I’m really pleased to be talking to you today about cost reduction and its relevance to our tax burden and the potential it holds for Pelham and for business. I hope to address the new realities that are challenging our adaptive capabilities and focus on the competencies needed to manage part of the affordability crisis.
The visual office
Inventories are there to compensate for weaknesses in process and are waste in a flimsy disguise. Do not be fooled by justifications that suggest otherwise. Reduce the storage space and you will buy less stuff and fix your processes. Make inventories visible by eliminating closets, cabinets, and shelving. Everything should be stored in locked ‘cages’ so that inventories are always visible to everyone.
Drop the prosperity narrative
The current narrative of prosperity does not encourage frugality. The cost of tax increases does not fall equally on everyone. They will fall first on the same people who always feel the bite. Many in fixed financial circumstances have no conceivable way of paying excessive taxes as well as meeting their other affordability issues and an increasingly uncertain future.
Exploit our full capacity
We have built it, now use it. Taxpayers have already made significant investments to get where we are today. Every Pelham service process, with a few minor exceptions, has the people and tools to get a job done and still do more. With proper capacity-building, which comes from focused leadership, planning, and training, there should be no need to add more people for some time.
The new strategic planner
Being and doing should be treated as everyday, integrated staff activities. Make the shift from doing, to collecting data, to reviewing data, to becoming researchers to becoming decision makers. Process is the creative force of the Town. Experience, practice, insight, and intuition will all aid in honing these skills.
I am planning a future article on the topic of consultants.
Stay ‘close’ to your suppliers
Suppliers are well known for making the most lucrative money-saving suggestions. They have the best product knowledge, and they can access things like new materials, new methods, and better commercial terms. In times like this prices will be changing rapidly. Good suppliers will be searching out tariff-resistant products and offering them to their best customers. Make suppliers compete and, once successful, make your suppliers a trusted, supply chain partner. If a supplier can come through in a tariff plagued environment, they have earned the right to the business.
Restrict the catalogues – I don’t need paper clips. I’m just bored
Restrict the number of people who can spend money, and you will spend less. Let me tell you a related personal story.

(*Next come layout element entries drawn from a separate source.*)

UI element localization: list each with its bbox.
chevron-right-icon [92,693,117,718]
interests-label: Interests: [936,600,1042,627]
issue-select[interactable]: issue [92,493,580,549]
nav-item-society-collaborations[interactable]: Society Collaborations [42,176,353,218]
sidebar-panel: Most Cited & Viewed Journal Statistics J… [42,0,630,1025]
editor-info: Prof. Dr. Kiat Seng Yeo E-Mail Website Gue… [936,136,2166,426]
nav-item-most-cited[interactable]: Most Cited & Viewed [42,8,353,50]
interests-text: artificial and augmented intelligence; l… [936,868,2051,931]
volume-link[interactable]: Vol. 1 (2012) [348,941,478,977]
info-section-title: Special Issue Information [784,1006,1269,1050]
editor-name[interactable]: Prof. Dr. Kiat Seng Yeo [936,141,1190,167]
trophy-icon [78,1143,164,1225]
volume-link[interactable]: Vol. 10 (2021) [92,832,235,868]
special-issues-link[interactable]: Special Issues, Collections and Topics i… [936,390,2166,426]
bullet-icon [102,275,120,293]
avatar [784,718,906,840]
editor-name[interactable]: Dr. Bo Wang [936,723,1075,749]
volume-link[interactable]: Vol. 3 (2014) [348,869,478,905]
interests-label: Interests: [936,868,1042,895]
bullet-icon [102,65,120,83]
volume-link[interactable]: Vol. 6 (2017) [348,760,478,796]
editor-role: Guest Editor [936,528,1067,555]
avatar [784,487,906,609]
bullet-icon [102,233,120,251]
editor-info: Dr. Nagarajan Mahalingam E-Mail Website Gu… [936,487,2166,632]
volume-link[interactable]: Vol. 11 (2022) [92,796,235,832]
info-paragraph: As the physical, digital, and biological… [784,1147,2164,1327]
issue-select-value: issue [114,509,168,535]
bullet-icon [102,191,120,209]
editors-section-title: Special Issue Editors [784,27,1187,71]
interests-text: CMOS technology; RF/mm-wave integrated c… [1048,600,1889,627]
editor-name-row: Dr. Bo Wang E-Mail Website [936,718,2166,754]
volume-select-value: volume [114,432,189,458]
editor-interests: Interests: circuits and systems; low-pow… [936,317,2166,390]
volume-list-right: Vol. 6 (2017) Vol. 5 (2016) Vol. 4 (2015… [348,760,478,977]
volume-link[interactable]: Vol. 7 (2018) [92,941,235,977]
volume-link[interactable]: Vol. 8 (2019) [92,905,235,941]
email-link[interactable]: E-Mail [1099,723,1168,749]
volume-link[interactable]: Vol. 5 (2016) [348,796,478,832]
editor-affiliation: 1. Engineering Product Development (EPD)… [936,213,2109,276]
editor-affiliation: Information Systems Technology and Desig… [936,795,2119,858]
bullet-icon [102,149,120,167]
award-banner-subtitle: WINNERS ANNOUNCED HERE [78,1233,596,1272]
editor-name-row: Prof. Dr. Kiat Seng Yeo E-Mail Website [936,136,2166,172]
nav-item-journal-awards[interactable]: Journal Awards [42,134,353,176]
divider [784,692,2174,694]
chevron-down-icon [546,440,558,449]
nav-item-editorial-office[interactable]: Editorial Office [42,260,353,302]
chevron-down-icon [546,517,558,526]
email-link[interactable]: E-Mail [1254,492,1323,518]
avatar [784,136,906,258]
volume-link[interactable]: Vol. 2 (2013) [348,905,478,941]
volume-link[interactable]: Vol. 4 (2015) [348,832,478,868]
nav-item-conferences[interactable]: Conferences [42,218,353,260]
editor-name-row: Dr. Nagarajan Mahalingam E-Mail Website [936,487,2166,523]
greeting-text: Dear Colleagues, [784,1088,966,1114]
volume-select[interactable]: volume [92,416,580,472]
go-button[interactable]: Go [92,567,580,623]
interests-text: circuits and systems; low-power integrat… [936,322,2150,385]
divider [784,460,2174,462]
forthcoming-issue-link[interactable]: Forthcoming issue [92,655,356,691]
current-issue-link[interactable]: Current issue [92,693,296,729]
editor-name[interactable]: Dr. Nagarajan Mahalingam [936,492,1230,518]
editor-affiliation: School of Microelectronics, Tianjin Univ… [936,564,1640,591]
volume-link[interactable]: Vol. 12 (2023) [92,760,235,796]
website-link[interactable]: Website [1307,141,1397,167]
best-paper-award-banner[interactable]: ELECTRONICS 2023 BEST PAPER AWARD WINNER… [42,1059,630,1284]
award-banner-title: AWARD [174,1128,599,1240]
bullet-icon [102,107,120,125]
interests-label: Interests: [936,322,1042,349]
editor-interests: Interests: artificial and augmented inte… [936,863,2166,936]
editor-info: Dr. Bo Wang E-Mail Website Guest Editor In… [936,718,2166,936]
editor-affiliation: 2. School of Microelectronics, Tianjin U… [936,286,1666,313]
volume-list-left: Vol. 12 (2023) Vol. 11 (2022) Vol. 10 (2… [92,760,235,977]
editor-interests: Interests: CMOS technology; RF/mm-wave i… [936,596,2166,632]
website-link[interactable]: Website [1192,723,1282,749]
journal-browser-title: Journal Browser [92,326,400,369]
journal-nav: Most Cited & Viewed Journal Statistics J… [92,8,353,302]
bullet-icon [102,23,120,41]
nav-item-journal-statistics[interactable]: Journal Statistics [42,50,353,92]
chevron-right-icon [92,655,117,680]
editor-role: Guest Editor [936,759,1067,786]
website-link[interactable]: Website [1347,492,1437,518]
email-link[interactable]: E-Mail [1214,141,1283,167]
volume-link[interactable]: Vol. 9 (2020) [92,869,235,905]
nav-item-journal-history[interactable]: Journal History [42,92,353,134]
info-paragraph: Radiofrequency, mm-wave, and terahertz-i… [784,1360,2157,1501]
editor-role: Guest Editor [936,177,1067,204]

I have learned that every distressed company has similar problems to the next. They are always in financial distress due to a failure of leadership. As part of my ‘eccentric act’ when I entered a new business, I would take on the role of ‘cost slasher’. The easiest pickings and hardest hitting were always office supplies.
Everybody usually had an office supplies catalogue and the authority to order office supplies. As one of my first acts, I collected all the catalogues and kept one in my office. If someone ‘needed’ something, they had to ask me for the catalogue, which, of course, prompted questions and the need for a proper justification. This simple change in process informed frugality thinking across the workforce.
Applying an affordability lens cannot be just an isolated act of goodwill nor an act of a single department or person. Our affordability plan needs to be made evident in everything that we say and do. Cost reduction must always be part of the Pelham’s DNA.